Antes de que él respondiera, ella cogió su bolsa y saltó a la barandilla de la ventana a la que tantas veces había susurrado y que, finalmente, abrió sus puertas.

Bola intentó hablar y explicarle que eso era lo maravilloso de la vida, la alternancia y el propio desconocimiento, la sorpresa del día a día, las noches en vela.

Pero ella, saltó.

Fue de tejado en tejado hasta perderse en los rayos crepusculares que el sol, ya bajo y cansado, a punto de dormir, les regalaba a ambos para que tuviesen luz suficiente y así grabar el momento.
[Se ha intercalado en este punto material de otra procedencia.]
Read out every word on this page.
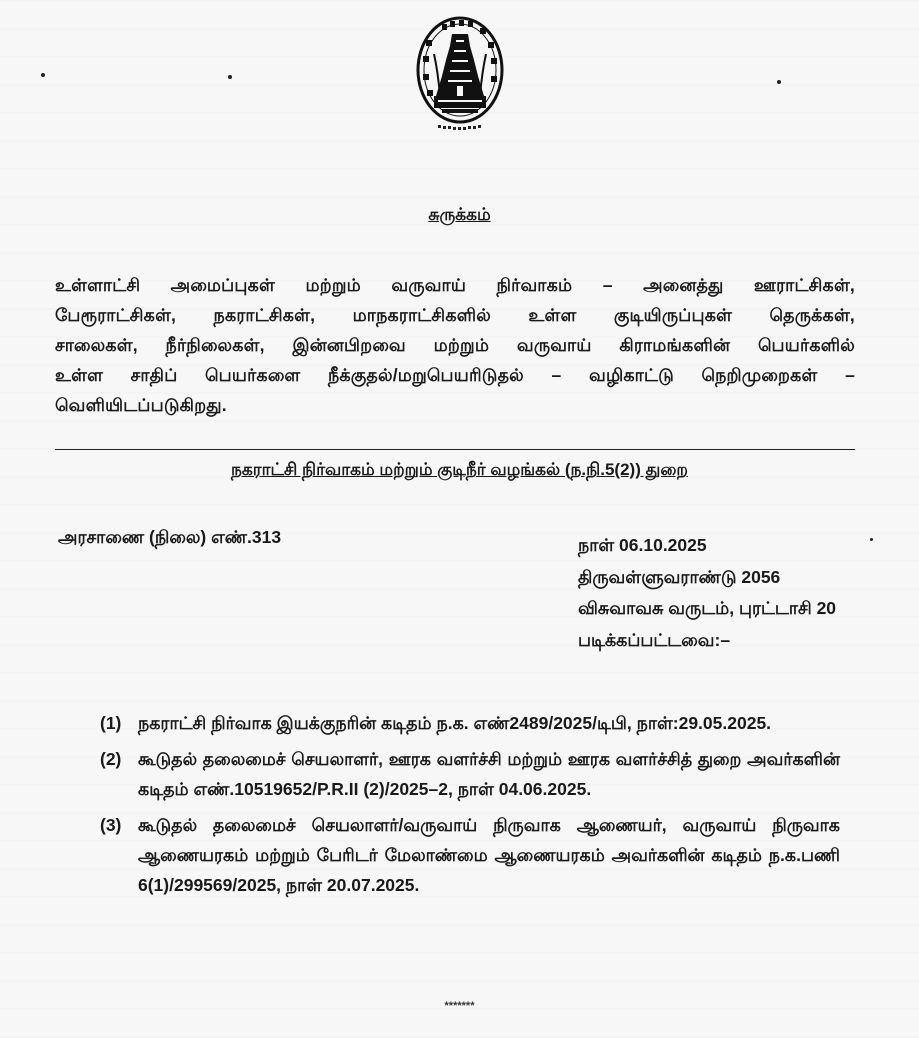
சுருக்கம்
உள்ளாட்சி அமைப்புகள் மற்றும் வருவாய் நிர்வாகம் – அனைத்து ஊராட்சிகள்,
பேரூராட்சிகள், நகராட்சிகள், மாநகராட்சிகளில் உள்ள குடியிருப்புகள் தெருக்கள்,
சாலைகள், நீர்நிலைகள், இன்னபிறவை மற்றும் வருவாய் கிராமங்களின் பெயர்களில்
உள்ள சாதிப் பெயர்களை நீக்குதல்/மறுபெயரிடுதல் – வழிகாட்டு நெறிமுறைகள் –
வெளியிடப்படுகிறது.
நகராட்சி நிர்வாகம் மற்றும் குடிநீர் வழங்கல் (ந.நி.5(2)) துறை
அரசாணை (நிலை) எண்.313	நாள் 06.10.2025
திருவள்ளுவராண்டு 2056
விசுவாவசு வருடம், புரட்டாசி 20
படிக்கப்பட்டவை:–
(1) நகராட்சி நிர்வாக இயக்குநரின் கடிதம் ந.க. எண்2489/2025/டிபி, நாள்:29.05.2025.
(2) கூடுதல் தலைமைச் செயலாளர், ஊரக வளர்ச்சி மற்றும் ஊரக வளர்ச்சித் துறை அவர்களின் கடிதம் எண்.10519652/P.R.II (2)/2025–2, நாள் 04.06.2025.
(3) கூடுதல் தலைமைச் செயலாளர்/வருவாய் நிருவாக ஆணையர், வருவாய் நிருவாக ஆணையரகம் மற்றும் பேரிடர் மேலாண்மை ஆணையரகம் அவர்களின் கடிதம் ந.க.பணி 6(1)/299569/2025, நாள் 20.07.2025.
*******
Él dejó pasar el tiempo. No se cambió las gafas, porque le gustaba la visión del mundo que tenía, no quería cambiarla. Se empañaron y mojaron por las lágrimas derramadas, pero siguió adelante. Básicamente lo hizo porque había algo importante en todo aquello: Ella, con sus más y sus menos, le había enseñado. Ella había sido maestra y él aprendiz. Bola se había hecho grande queriéndola y había aprendido montones de sabiduría, de esa que no viene en los libros. Y esas enseñanzas, a Dios gracias, quedaron grabadas en su corazón gatuno. Aunque también perduraban alguna de las manías de ella, pequeñas reminiscencias de esas astillas de pasado aún clavadas. Perduraban las lágrimas y el acariciar las fotos. Pero la recompensa de “Mereció la pena, he aprendido a… vivir”, hacía que esas lágrimas no recorriesen solo una cara triste, sino los hoyuelos de una sonrisa (no siempre forzada). Y así, poco a poco, el gato volvió a ser gato.
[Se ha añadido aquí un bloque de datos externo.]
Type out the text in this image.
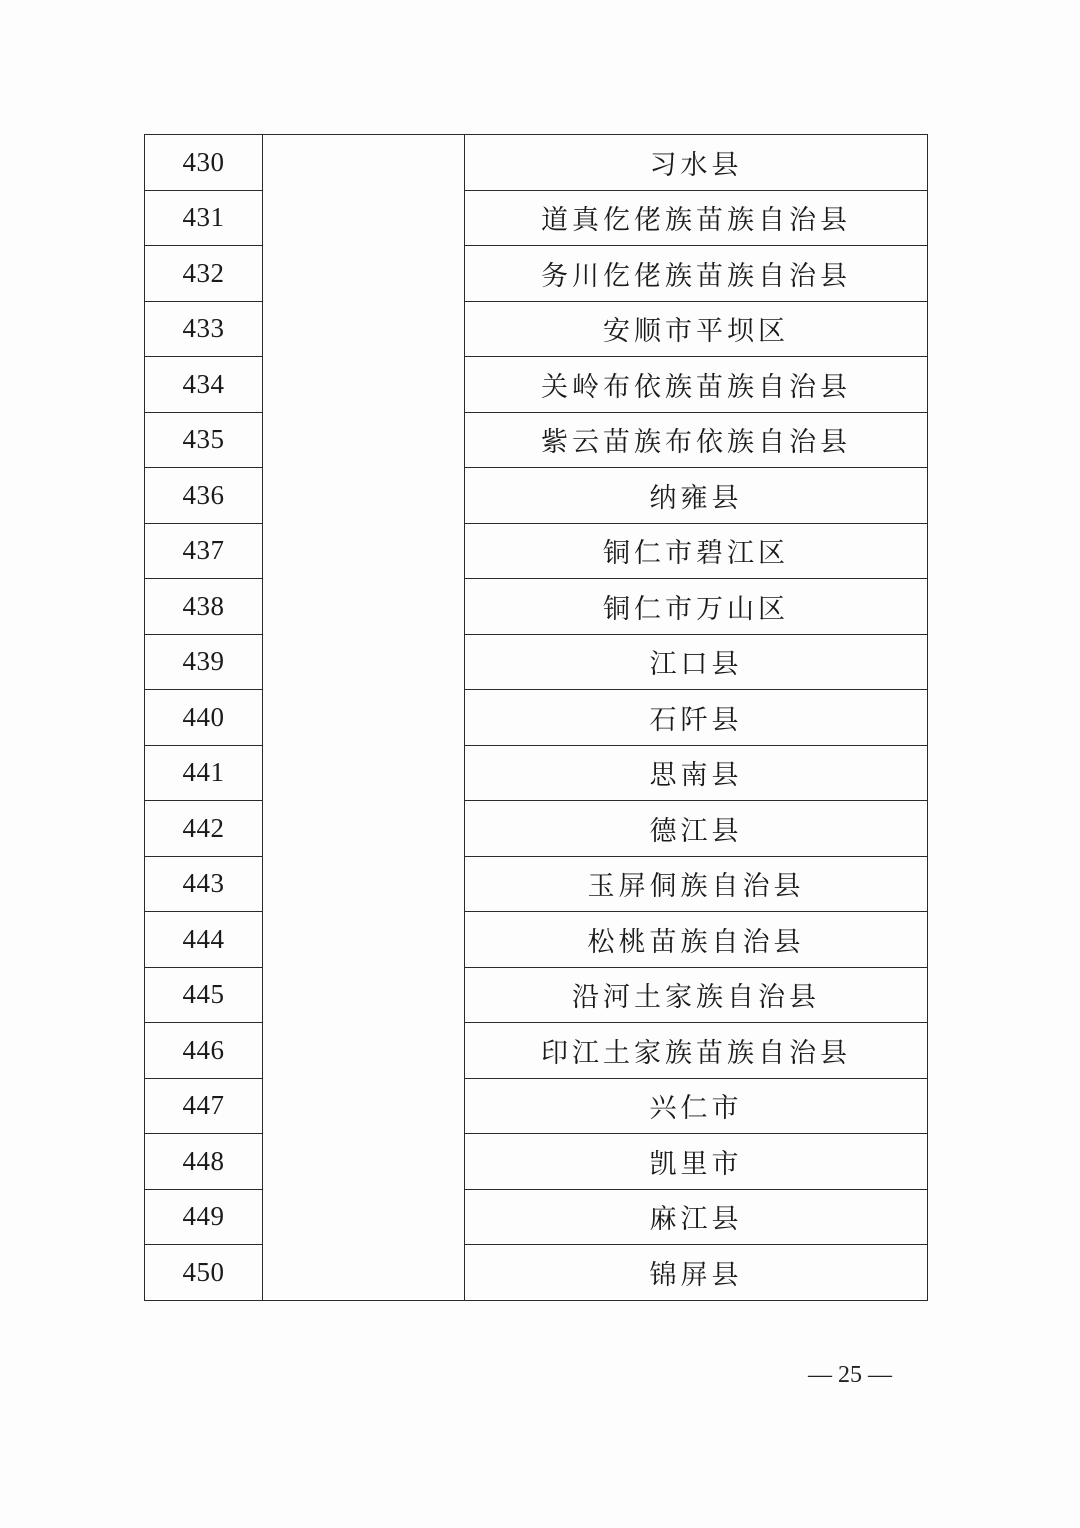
430		习水县
431		道真仡佬族苗族自治县
432		务川仡佬族苗族自治县
433		安顺市平坝区
434		关岭布依族苗族自治县
435		紫云苗族布依族自治县
436		纳雍县
437		铜仁市碧江区
438		铜仁市万山区
439		江口县
440		石阡县
441		思南县
442		德江县
443		玉屏侗族自治县
444		松桃苗族自治县
445		沿河土家族自治县
446		印江土家族苗族自治县
447		兴仁市
448		凯里市
449		麻江县
450		锦屏县
— 25 —
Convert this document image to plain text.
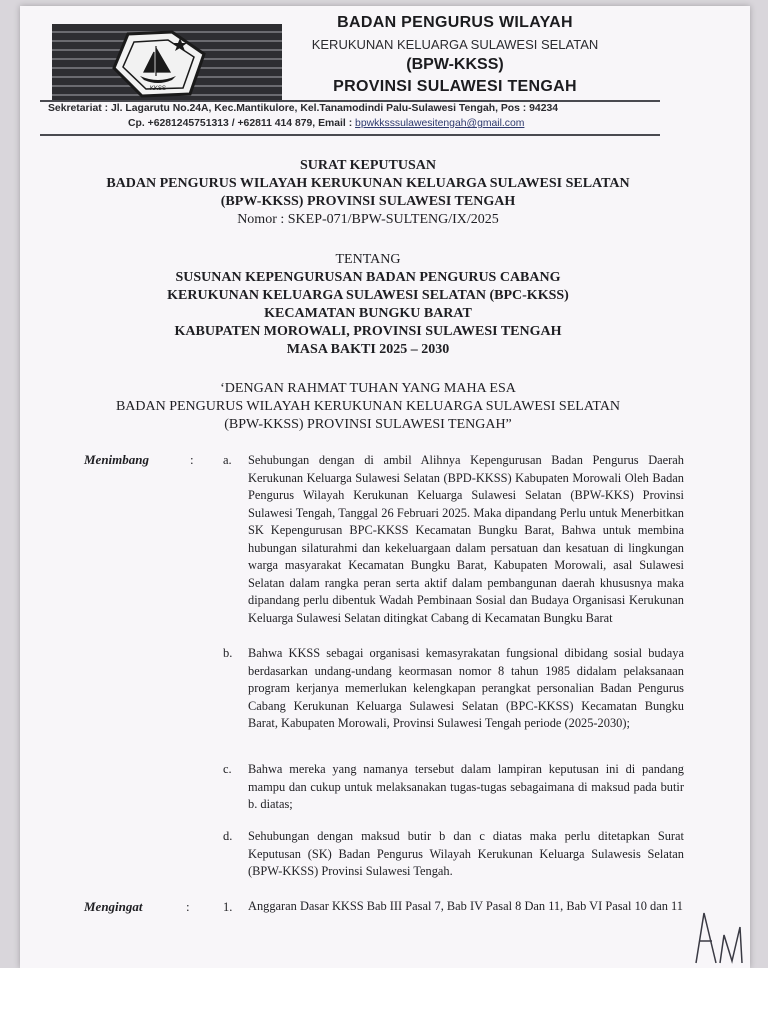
KKSS
BADAN PENGURUS WILAYAH
KERUKUNAN KELUARGA SULAWESI SELATAN
(BPW-KKSS)
PROVINSI SULAWESI TENGAH
Sekretariat : Jl. Lagarutu No.24A, Kec.Mantikulore, Kel.Tanamodindi Palu-Sulawesi Tengah, Pos : 94234
Cp. +6281245751313 / +62811 414 879, Email : bpwkksssulawesitengah@gmail.com
SURAT KEPUTUSAN
BADAN PENGURUS WILAYAH KERUKUNAN KELUARGA SULAWESI SELATAN
(BPW-KKSS) PROVINSI SULAWESI TENGAH
Nomor : SKEP-071/BPW-SULTENG/IX/2025
TENTANG
SUSUNAN KEPENGURUSAN BADAN PENGURUS CABANG
KERUKUNAN KELUARGA SULAWESI SELATAN (BPC-KKSS)
KECAMATAN BUNGKU BARAT
KABUPATEN MOROWALI, PROVINSI SULAWESI TENGAH
MASA BAKTI 2025 – 2030
‘DENGAN RAHMAT TUHAN YANG MAHA ESA
BADAN PENGURUS WILAYAH KERUKUNAN KELUARGA SULAWESI SELATAN
(BPW-KKSS) PROVINSI SULAWESI TENGAH”
Menimbang	: a. Sehubungan dengan di ambil Alihnya Kepengurusan Badan Pengurus Daerah Kerukunan Keluarga Sulawesi Selatan (BPD-KKSS) Kabupaten Morowali Oleh Badan Pengurus Wilayah Kerukunan Keluarga Sulawesi Selatan (BPW-KKS) Provinsi Sulawesi Tengah, Tanggal 26 Februari 2025. Maka dipandang Perlu untuk Menerbitkan SK Kepengurusan BPC-KKSS Kecamatan Bungku Barat, Bahwa untuk membina hubungan silaturahmi dan kekeluargaan dalam persatuan dan kesatuan di lingkungan warga masyarakat Kecamatan Bungku Barat, Kabupaten Morowali, asal Sulawesi Selatan dalam rangka peran serta aktif dalam pembangunan daerah khususnya maka dipandang perlu dibentuk Wadah Pembinaan Sosial dan Budaya Organisasi Kerukunan Keluarga Sulawesi Selatan ditingkat Cabang di Kecamatan Bungku Barat
b. Bahwa KKSS sebagai organisasi kemasyrakatan fungsional dibidang sosial budaya berdasarkan undang-undang keormasan nomor 8 tahun 1985 didalam pelaksanaan program kerjanya memerlukan kelengkapan perangkat personalian Badan Pengurus Cabang Kerukunan Keluarga Sulawesi Selatan (BPC-KKSS) Kecamatan Bungku Barat, Kabupaten Morowali, Provinsi Sulawesi Tengah periode (2025-2030);
c. Bahwa mereka yang namanya tersebut dalam lampiran keputusan ini di pandang mampu dan cukup untuk melaksanakan tugas-tugas sebagaimana di maksud pada butir b. diatas;
d. Sehubungan dengan maksud butir b dan c diatas maka perlu ditetapkan Surat Keputusan (SK) Badan Pengurus Wilayah Kerukunan Keluarga Sulawesis Selatan (BPW-KKSS) Provinsi Sulawesi Tengah.
Mengingat	:	1. Anggaran Dasar KKSS Bab III Pasal 7, Bab IV Pasal 8 Dan 11, Bab VI Pasal 10 dan 11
Un buen día, después de mucho tiempo, de algunas gatas más, de alguna historia que mereciese la pena contar… él llegó del trabajo y una de sus patas tropezó con una carta.

CAFEPUERTA copia

Se puso el abrigo. Como siempre, él se dejó llevar. Esa nueva gatita, de tamaño pequeño pero energía desbordante, le esperaba con un libro, pasando frío, en la puerta del establecimiento. Su nombre, según ella misma nos ha pedido, ha de mantenerse en el anonimato.

Bola llevaba planos y esquemas para explicarle lo que es el amor. Sin embargo, se dio cuenta de que la mejor manera fue como él aprendió. Con la práctica. A base de que Fermat se encerrase en ella misma y no supiese quererle bien, a base de no saber canalizar lo que sentía, él aprendió a amar de verdad. A base de ensayo y error. Pues, entonces, pensó él, las ciencias no difieren tanto de los sentimientos.

Después de todo, todo lo que aprendió acerca de caerse y levantarse, gracias a su maestra de corazón robótico, permanecía en él. Permaneció lo bueno, que le hizo repetirse y mejorar. Permaneció lo malo, para así valorar esos pequeños maullidos a modo de risa que esta nueva pequeña promesa le regalaba.

Y, como buen científico, el gato negro de gafas grandes y ojos verdosos, aplicó un método sistemático para comprobar que, un simple café, puede ser el paso a una nueva etapa.

Y, tras mucho buscar, las nuevas promesas llegaron solas, como las tormentas de verano que interrumpen un beso nocturno. Esas tormentas a las que no se las espera, pero a las que se les agradece la visita.

Y, tomando ese café, le vino a la mente la propia frase que él mismo pronunció y que ahora, cobraba más sentido.

“Tranquilo, deja que venga la mañana”.